Thierry, you have worked with a wide range of audiences, from professional dancers to people whose freedom of movement is restricted, such as the elderly or prisoners. How do these interactions influence your approach with children, who have a great deal of physical and mental freedom to explore? 

Thierry: It is true that children benefit from greater physical, mental, and intuitive freedom. A natural state, sensitive, open to the senses, almost wild: in other words, free. Children aged 3 to 6 navigate between a bodily spontaneity and a thought process that is beginning to structure itself around language and social codes that they discover and acquire. They will have to learn to work with them! 

From preschool onwards, there is increased pressure in terms of learning. In the school where we intervene, they begin teaching French at the age of three to provide them with as many tools as possible for future admission to a good French high school. Some children are already juggling with three languages! This pressure, combined with a remarkable contract for success and performance, excludes from an early age those whose learning rhythm is slower, longer, and more unique. Every educational framework must be mobile, mixed, and hybrid to allow everyone to learn, speak, and dance together in a community. 

We must push the boundaries to meet the world, turning public spaces into privileged sites for transmission, research, and creation. It’s about connecting public spaces and places of art by renewing the forms, both inside and outside. 

Marketplaces, schoolyards, middle schools and high schools, conservatories, theaters, museums, community halls, hospitals, prisons, nursing homes, town halls, courts, swimming pools, media libraries, barns and farms, gardens and forests, fields and beaches… 

I have always carried a dance in the present, prioritizing the functions of art — sensitive, cathartic, therapeutic — and embraced all possible emotions to reimagine a way of being together. 

Roxane, your work with biomaterials, like mycelium, is fascinating. Can you tell us about your creative process and the evolving nature of your works? 

Roxane: All the exhibitions I’ve created included an evolving dimension, with at least one artwork transforming over time. It’s only been four years since I truly committed to the field of visual art. My work on root fibers started as a simple experiment that proved successful, and I discovered mycelium through a collaboration with an architect friend. I then experimented with molds and ink transfer, it’s a really fascinating living material. I also enjoy working with botanists and scientists to better understand the plant world, particularly during residencies at the Cold Spring Harbor Laboratory in 2022, at the Urban Field Station, and in New York City parks in 2024. 
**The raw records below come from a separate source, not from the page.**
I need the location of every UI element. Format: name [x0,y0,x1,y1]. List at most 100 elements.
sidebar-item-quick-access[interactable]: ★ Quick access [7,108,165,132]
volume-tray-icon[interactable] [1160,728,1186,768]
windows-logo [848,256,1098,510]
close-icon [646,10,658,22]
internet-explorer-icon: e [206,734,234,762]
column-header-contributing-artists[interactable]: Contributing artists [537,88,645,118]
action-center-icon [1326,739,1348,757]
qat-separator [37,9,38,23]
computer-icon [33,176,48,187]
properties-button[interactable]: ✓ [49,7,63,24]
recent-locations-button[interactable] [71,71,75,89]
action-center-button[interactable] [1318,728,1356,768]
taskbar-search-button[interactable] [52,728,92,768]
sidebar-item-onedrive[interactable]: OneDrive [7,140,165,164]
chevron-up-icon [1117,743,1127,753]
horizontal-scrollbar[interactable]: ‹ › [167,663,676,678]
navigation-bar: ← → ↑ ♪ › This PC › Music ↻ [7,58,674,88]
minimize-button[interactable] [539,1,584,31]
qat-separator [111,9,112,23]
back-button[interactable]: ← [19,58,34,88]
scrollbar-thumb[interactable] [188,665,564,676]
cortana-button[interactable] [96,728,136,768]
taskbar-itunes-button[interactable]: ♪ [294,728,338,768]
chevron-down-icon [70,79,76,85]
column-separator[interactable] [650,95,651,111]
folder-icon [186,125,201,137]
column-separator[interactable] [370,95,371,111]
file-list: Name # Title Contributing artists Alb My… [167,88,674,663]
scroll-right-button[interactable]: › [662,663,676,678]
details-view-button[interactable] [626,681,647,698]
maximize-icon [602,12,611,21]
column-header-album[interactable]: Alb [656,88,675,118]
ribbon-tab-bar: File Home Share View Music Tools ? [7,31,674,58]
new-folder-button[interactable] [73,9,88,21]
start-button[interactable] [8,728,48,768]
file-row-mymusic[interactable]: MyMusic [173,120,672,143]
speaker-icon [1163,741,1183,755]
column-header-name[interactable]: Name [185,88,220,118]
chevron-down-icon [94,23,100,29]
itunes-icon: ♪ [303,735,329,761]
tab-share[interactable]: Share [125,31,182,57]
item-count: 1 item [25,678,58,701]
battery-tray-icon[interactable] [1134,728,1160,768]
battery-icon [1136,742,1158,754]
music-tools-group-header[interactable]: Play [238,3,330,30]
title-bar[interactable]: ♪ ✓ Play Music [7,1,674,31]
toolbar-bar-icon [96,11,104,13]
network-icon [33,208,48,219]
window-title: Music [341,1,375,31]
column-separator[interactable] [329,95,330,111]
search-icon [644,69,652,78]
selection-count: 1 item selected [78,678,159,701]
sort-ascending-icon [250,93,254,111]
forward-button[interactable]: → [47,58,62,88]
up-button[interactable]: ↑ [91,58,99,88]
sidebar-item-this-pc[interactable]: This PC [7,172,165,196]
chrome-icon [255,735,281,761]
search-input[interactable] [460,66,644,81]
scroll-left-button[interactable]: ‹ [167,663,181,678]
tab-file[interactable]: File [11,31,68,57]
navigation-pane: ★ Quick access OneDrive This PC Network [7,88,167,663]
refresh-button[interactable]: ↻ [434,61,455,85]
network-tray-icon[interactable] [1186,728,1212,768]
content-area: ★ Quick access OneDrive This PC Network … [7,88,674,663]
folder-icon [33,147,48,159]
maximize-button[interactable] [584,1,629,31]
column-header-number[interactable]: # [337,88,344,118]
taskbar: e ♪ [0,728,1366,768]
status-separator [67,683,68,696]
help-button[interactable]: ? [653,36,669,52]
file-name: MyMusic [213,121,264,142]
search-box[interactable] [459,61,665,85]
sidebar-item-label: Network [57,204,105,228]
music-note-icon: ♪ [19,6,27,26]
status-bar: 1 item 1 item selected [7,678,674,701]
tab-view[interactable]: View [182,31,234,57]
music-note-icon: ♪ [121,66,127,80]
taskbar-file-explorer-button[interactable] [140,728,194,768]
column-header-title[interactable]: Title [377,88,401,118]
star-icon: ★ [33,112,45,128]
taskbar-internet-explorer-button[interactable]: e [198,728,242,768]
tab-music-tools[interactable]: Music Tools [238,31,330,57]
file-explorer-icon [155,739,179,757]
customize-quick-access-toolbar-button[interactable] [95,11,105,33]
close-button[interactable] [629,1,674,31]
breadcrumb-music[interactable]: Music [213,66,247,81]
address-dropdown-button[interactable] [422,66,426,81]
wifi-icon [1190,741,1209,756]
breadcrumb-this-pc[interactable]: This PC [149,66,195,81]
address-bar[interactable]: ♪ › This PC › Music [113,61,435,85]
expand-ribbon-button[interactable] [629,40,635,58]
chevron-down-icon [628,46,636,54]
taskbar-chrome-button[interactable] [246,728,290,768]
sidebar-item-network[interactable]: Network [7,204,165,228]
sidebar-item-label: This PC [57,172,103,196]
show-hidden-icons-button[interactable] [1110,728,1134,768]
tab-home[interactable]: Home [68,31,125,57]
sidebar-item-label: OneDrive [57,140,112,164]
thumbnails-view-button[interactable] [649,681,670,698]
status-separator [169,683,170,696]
Recently, I collaborated with American choreographer Jessica Lang for her production Shades of Spring at the Joyce Theater, where I created a set design inviting reflection on our relationship with time and living things during the spring season. 

In my project with Thierry, what I particularly love is seeing how children interact with my creations. It allows me to rediscover work I do daily through their amazed eyes, and sometimes even test new techniques. The process is also characterized by a strong collaborative dimension that I have always loved and sought; exploring with Thierry and discovering his work and energy every day is a true pleasure. 

While awaiting the potential release of a children’s book, this interdisciplinary project opens new perspectives for arts education and raising awareness about environmental issues. Rhizomes is a rich human experience, testifying to the power of the collective and the ability of children to create works of great sensitivity.